• Donald P McKenna

Pension Planning in the time of Covid-19

“What is impact of Covid-19 had on my fund values?”

“Is my pension still going to deliver what I hoped?”

“Should I still do an AVC in 2020?”

“Is it the wrong time to start a pension?”

These are just some of the pension related questions I have been receiving from clients over the past 6 months. Whether you’re just ready to start saving for your retirement, already have a pension or are trying to decide what to do with the self-employed tax deadline approaching, there is one common theme.





What is the impact that Covid-19 and the economic uncertainty it has brought both in Ireland and globally having on pension planning and investments?


The first point I will make is that it is never the wrong time to start a pension. The earlier you start planning for your retirement the better. It takes considerable time to build a pension fund and it should be a lifelong process. If you delay starting saving for your retirement, you could risk facing an expensive catch up game later in life. This focus can be challenging, given other financial pressures and considerations that a person may encounter but it should be the goal.


Younger savers who are thinking of starting their pension planning should also remember that there are generous tax reliefs on pension contributions. This makes a pension fund a very attractive method of saving for retirement. It really is about getting into the habit.


Another group of my clients would often consider availing of these tax reliefs in the form of a lump sum payment into an AVC at this time of the year. It is still good advice to do this. This provides an opportunity to review your portfolio. I recommend reviewing your pension annually to ensure it is still doing what you want it to do. You can easily opt for a cash fund or low risk fund in the initial stages of a top up, until markets stabilise. While this won’t provide significant returns, it will allow you to maximise your tax savings.


I have also had a number of meeting with people who are approaching retirement. They were worried that their investments had been eroded and that their pension would be of far less value than they were planning for. In the majority of cases, these people can rest assured that their pension investments are doing what they are designed to do.

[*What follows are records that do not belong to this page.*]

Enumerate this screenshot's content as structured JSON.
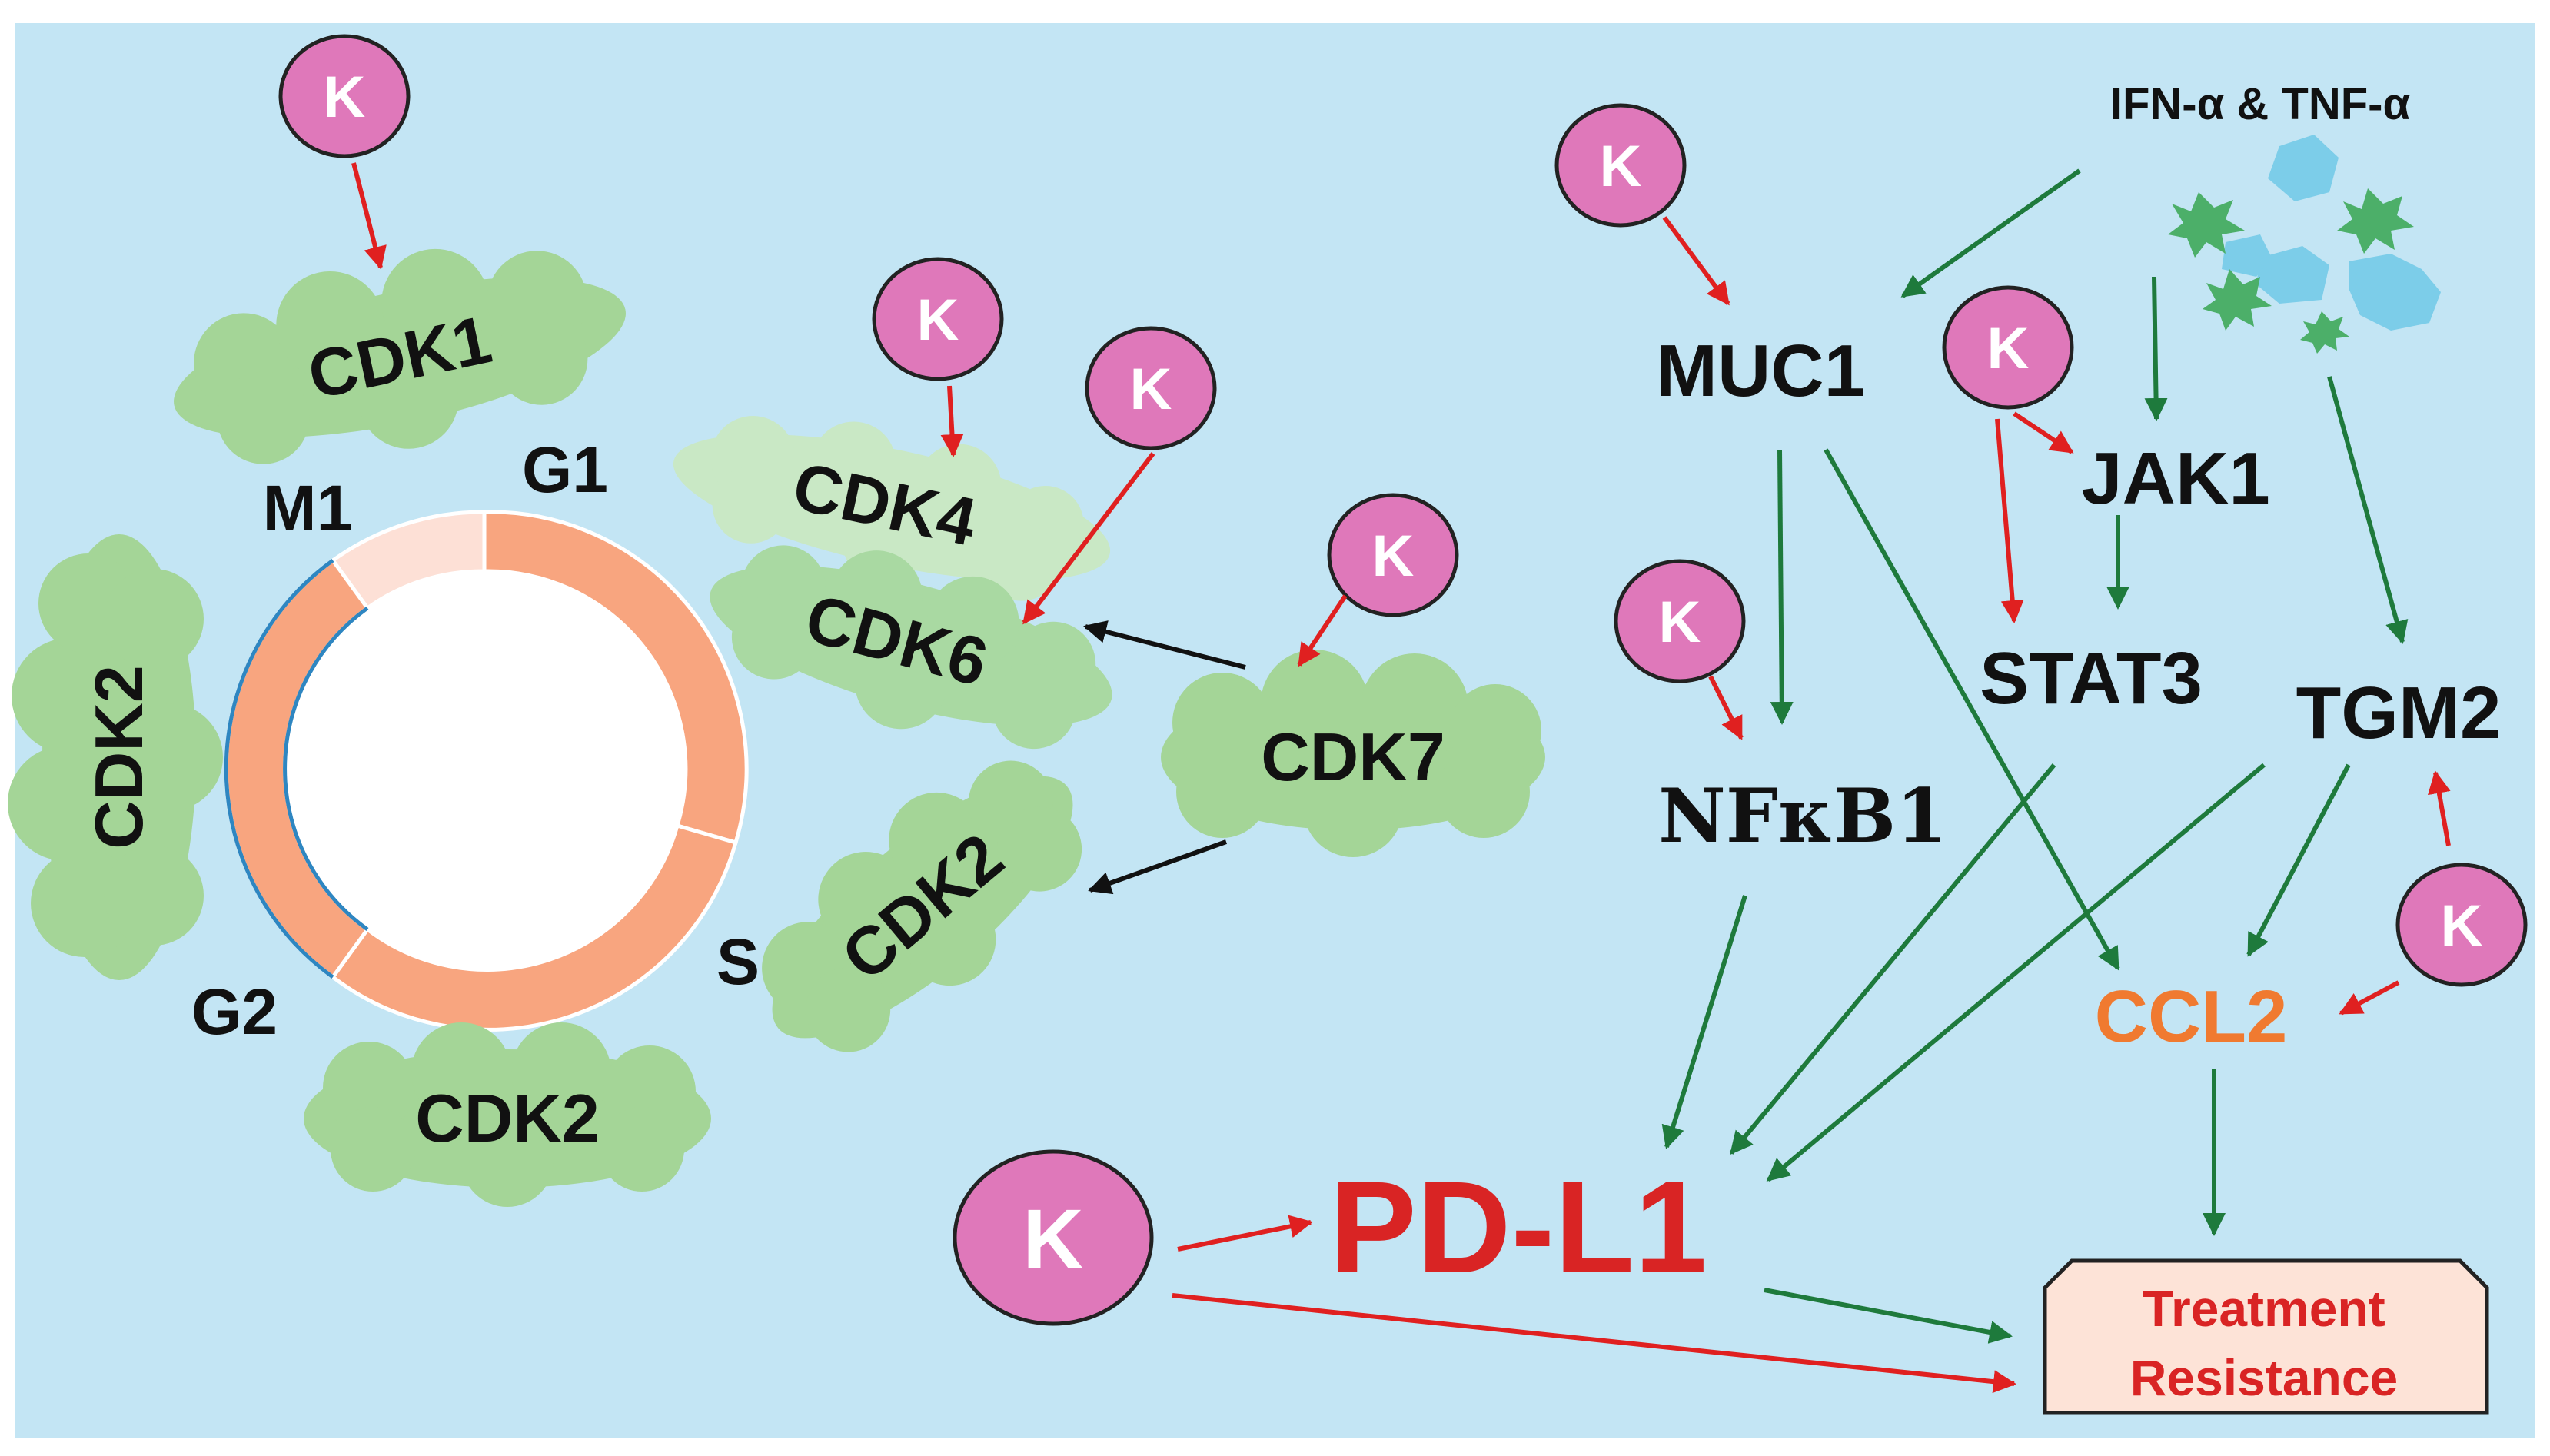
{
  "labels": {
    "cdk1": "CDK1",
    "cdk2_left": "CDK2",
    "cdk2_bottom": "CDK2",
    "cdk2_right": "CDK2",
    "cdk4": "CDK4",
    "cdk6": "CDK6",
    "cdk7": "CDK7",
    "phase_g1": "G1",
    "phase_m1": "M1",
    "phase_s": "S",
    "phase_g2": "G2",
    "muc1": "MUC1",
    "jak1": "JAK1",
    "stat3": "STAT3",
    "tgm2": "TGM2",
    "nfkb1": "NFκB1",
    "ccl2": "CCL2",
    "pdl1": "PD-L1",
    "cytokines": "IFN-α & TNF-α",
    "treatment_line1": "Treatment",
    "treatment_line2": "Resistance"
  },
  "k_label": "K",
  "colors": {
    "background": "#c3e5f4",
    "cloud": "#a4d597",
    "cloud_light": "#c9e8c5",
    "k_fill": "#df78ba",
    "ring": "#f8a57f",
    "ring_light": "#fde0d6",
    "ring_edge": "#2e86c1",
    "inhibit_arrow": "#e02020",
    "activate_arrow": "#1e7a3c",
    "black_arrow": "#111111",
    "pdl1_text": "#d92424",
    "ccl2_text": "#f07a30",
    "box_fill": "#fde3d7",
    "box_text": "#d92424",
    "cytokine_hex": "#7ccde9",
    "cytokine_star": "#4caf69"
  }
}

This is because most pension products have a “lifestyle strategy”.


What this means is that in the early years, contributions are invested in riskier options. Although these tend to be more volatile i.e. the values go up and down, they do generate the best returns over the long term. However, as an individual approaches retirement (maybe 10 or so years to go), the investment is gradually switched into more conservative style funds. This locks in the gains to that time and limits exposure to market volatility.


At the start of the crisis fund values plummeted but there has been great ground recovered since then. Many of the usual commentators are assuring us that we are not back to where we were in the late 2000s. The conditions of this crash are very different and although a global recession is most probable, there is much being done to ensure this is short-lived.


Overall a pension investment is still an attractive offer, although it may take some years to see markets stabilise. My advice to clients is to review the stage of their pension planning and make informed decisions based on their age, life situation and financial goals.